Un titolo che la RS21 Italian Class vuole difendere a tutti i costi cercando di riportare il tricolore ancora sul gradino più alto del podio soprattutto in questa occasione nella quale si regaterà in “casa” nelle splendide acque cristalline di Porto Rotondo.
Inoltre per la prima volta verrà assegnato anche un titolo Mondiale “Under 23” e l’Italia sarà presente con ben tre team di cui due sardi di “Nox Oceani” e uno del “Marine Village” di Ostia. In lizza anche un team “rosa” dalla Romagna con tanto entusiasmo.
«Non nascondo che l’attesa nel borgo di Porto Rotondo è febbrile - ha dichiarato il presidente e commodoro dello Yacht Club di Porto Rotondo Sandro Onofaro -. È ormai da un decennio che non ospitavamo un evento mondiale di tale portata e non nascondo il clima di emozione. Ma siamo pronti ad accogliere i regatanti con i nostri servizi soprattutto in un periodo dell’anno ideale per regatare sia come meteo, mare, clima e stagione turistica non ancora conclusa. Intanto abbiamo accolto il primo team proveniente dagli antipodi, l’Australia».

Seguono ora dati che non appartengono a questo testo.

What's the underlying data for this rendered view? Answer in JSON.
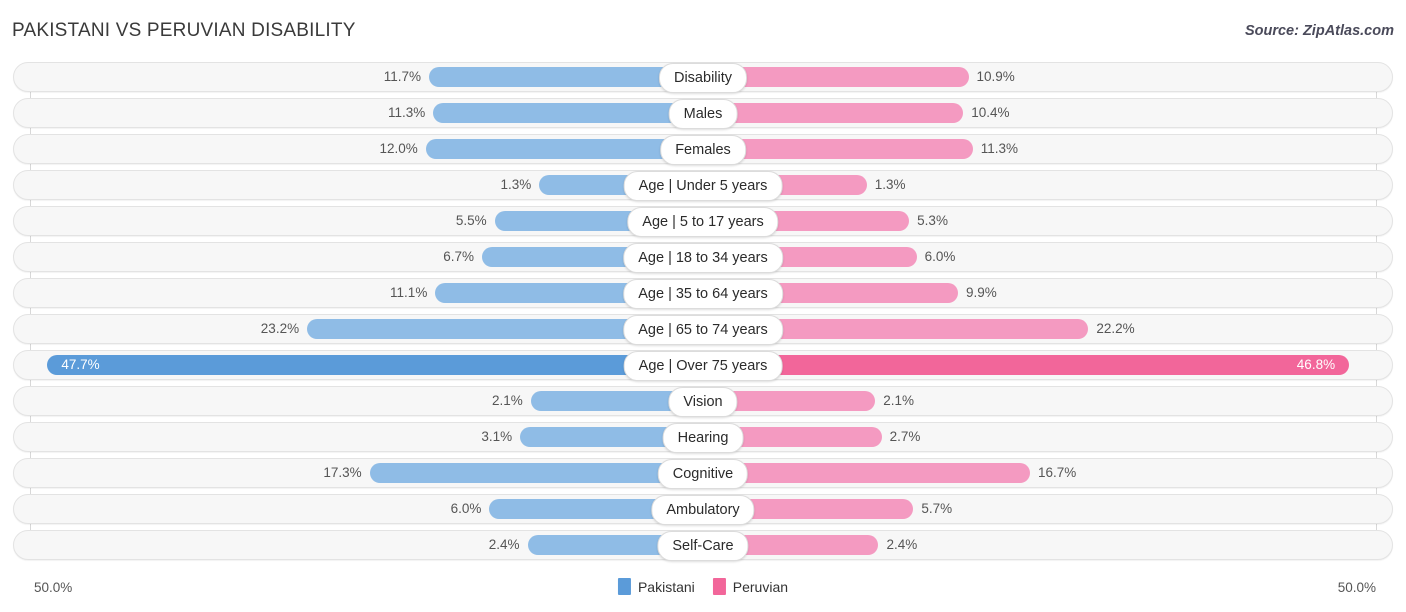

Soddisfazione e grande attesa anche per il presidente della RS21 Italian Class, Davide Casetti: «Come RS21 Italian Class siamo onorati di poter ospitare il Campionato del Mondo in Italia, a Porto Rotondo. Sarà un evento eccezionale e solo pensare che appena due anni e mezzo fa organizzavamo la prima regata con 11 barche ci sembra davvero un sogno. In questi mesi e anni abbiamo lavorato al massimo per poter rendere la RS21 Class unica e diversa da tutte le altre a partire dalla sua anima sostenibile. E questo evento sarà il primo al mondo certificato ISO 20121:2013. Venendo al Mondiale mi auguro che sarà un bellissimo momento di agonismo e divertimento. Grazie al lavoro di squadra siamo riusciti ad organizzare tutto nei minimi dettagli per poter offrire cinque giorni di piena condivisione tra gli equipaggi nello spirito che contraddistingue l’RS21. In conclusione voglio ringraziare lo Yacht Club Porto Rotondo, la Marina di Porto Rotondo, la Federazione Italiana Vela, World Sailing, il Coni e tutti i nostri partners che ci hanno sempre supportato per arrivare all’inizio di questo evento».

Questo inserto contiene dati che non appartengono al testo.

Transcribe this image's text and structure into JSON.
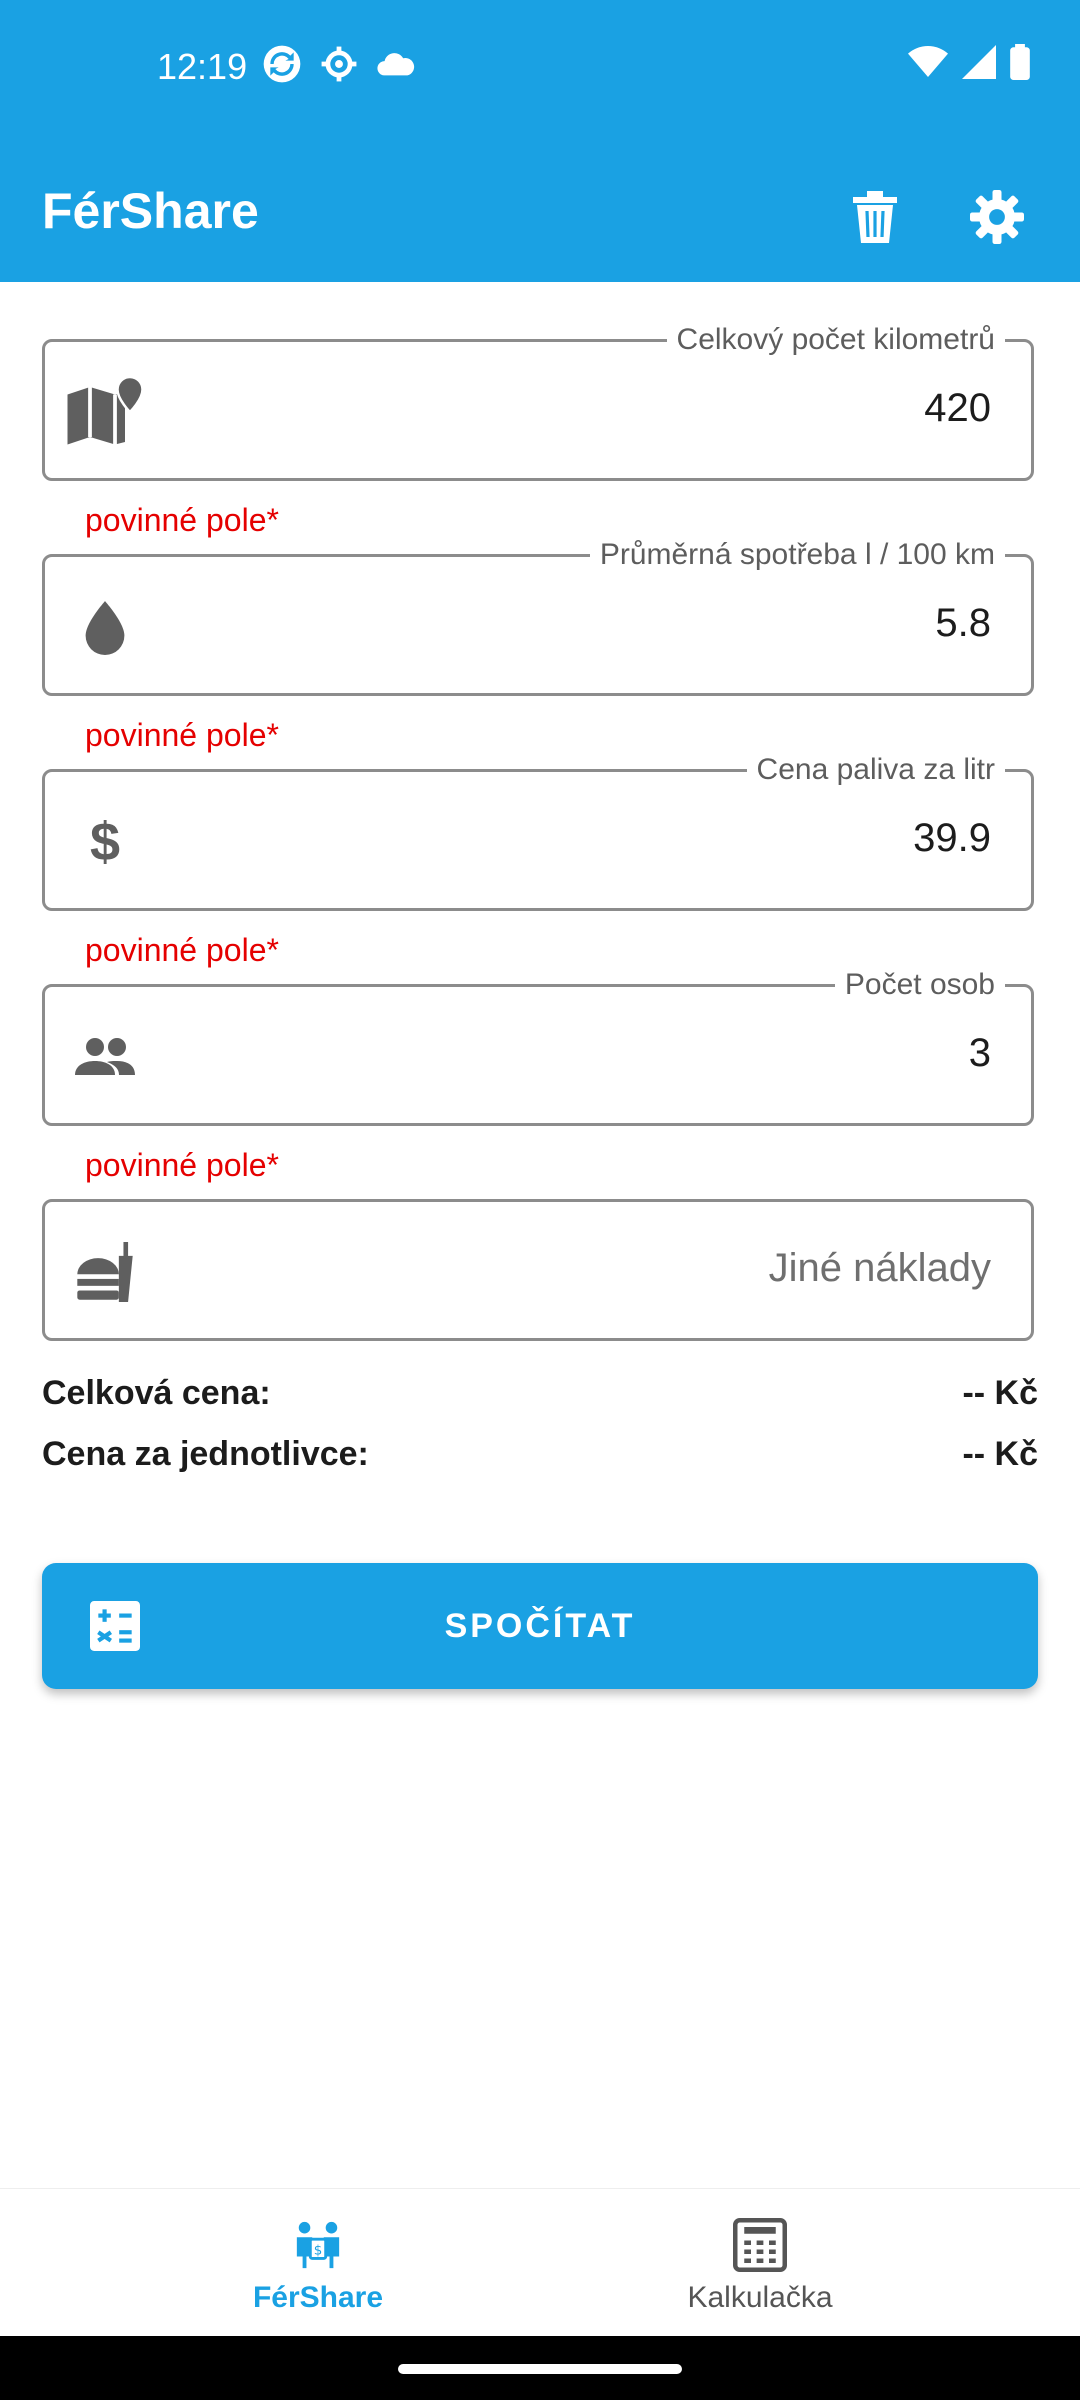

Un’altra grande novità arriva dalla Commissione Sostenibilità della Classe che inaugurerà il “Blue Village”, un’area riservata ai partner della sostenibilità e agli ospiti che avranno a disposizione un palco per amplificare e divulgare i concetti cari a RS21;“Blue Village” che sarà presente da ora in avanti in tutte le tappe del circuito RS21 Cup Yamamay.
Ma non sarà solo World Championship, infatti in Sardegna ci sarà l’epilogo con una edizione della RS21 Cup Yamamay da batticuore con emozioni ad ogni tappa e classifica ancora incerta sino a questo epilogo di Porto Rotondo.

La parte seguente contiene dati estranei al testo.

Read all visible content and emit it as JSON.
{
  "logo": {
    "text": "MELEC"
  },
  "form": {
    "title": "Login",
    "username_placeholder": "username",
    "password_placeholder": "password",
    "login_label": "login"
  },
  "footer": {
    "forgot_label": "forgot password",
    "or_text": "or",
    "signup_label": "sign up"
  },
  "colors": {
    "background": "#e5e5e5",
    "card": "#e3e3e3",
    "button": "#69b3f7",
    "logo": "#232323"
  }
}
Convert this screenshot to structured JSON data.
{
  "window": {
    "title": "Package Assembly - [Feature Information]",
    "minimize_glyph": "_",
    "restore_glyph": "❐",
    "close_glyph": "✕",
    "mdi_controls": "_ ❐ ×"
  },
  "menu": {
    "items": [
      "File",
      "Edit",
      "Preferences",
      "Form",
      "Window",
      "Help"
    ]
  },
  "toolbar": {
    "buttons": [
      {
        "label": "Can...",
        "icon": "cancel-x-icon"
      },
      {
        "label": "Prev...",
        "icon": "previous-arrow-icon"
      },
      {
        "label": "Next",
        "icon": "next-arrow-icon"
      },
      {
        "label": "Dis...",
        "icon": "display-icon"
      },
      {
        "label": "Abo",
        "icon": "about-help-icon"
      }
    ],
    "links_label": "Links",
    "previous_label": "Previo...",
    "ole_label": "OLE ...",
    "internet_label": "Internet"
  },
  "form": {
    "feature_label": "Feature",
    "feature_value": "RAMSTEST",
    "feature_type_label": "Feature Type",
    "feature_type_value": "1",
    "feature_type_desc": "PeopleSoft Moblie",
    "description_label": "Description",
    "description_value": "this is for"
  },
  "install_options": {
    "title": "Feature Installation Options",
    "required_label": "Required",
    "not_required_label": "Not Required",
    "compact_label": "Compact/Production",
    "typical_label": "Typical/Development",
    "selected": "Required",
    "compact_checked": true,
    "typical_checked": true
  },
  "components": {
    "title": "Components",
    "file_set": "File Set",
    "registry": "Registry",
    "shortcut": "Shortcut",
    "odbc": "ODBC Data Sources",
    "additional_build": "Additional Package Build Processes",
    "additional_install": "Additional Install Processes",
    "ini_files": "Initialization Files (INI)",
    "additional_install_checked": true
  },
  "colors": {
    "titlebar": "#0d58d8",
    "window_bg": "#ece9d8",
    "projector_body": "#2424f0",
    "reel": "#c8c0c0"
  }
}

Infatti, negli Open, dopo 27 prove disputate negli Act Alassio, Rimini, Torbole e Riva del Garda, al comando della classifica si trova “Arvenis” di Davide Albertini Petroni (Cn Loano) con 94 punti e fresco Campione Italiano. Ma attenzione sono solo otto i punti che lo separano da “Fremito d’Arja” di Dario Levi (Cv Torbole) a quota 102 e quattordici da “Caipirinha” di Martin Reintjes (Fraglia Vela Desenzano Bs) con 109. Come dire che sarà “battaglia” sino all’ultima boa per portarsi a casa il prestigioso trofeo perpetuo.
Stessa cosa si può dire per i non professionisti della categoria Corinthian dove si ripeterà il duello, nella RS21 Cup Yamamay, fra il leader “Stick N Poke” di Federica Archibugi (Sef Stamura An) con 189 punti e “CodeZero Sailing Team” di Vincenzo Liberati (Cn Sambenedettese) con 195. Un testa a testa che ha caratterizzato anche la stagione 2022. Per il terzo gradino del podio i favori sono per il debuttante team di “Ita 238” di Alessandro Venini (Lni Mandello del Lario) p.244.
Che dire altro per un evento che già sin d’ora si preannuncia da ricordare. Buon vento.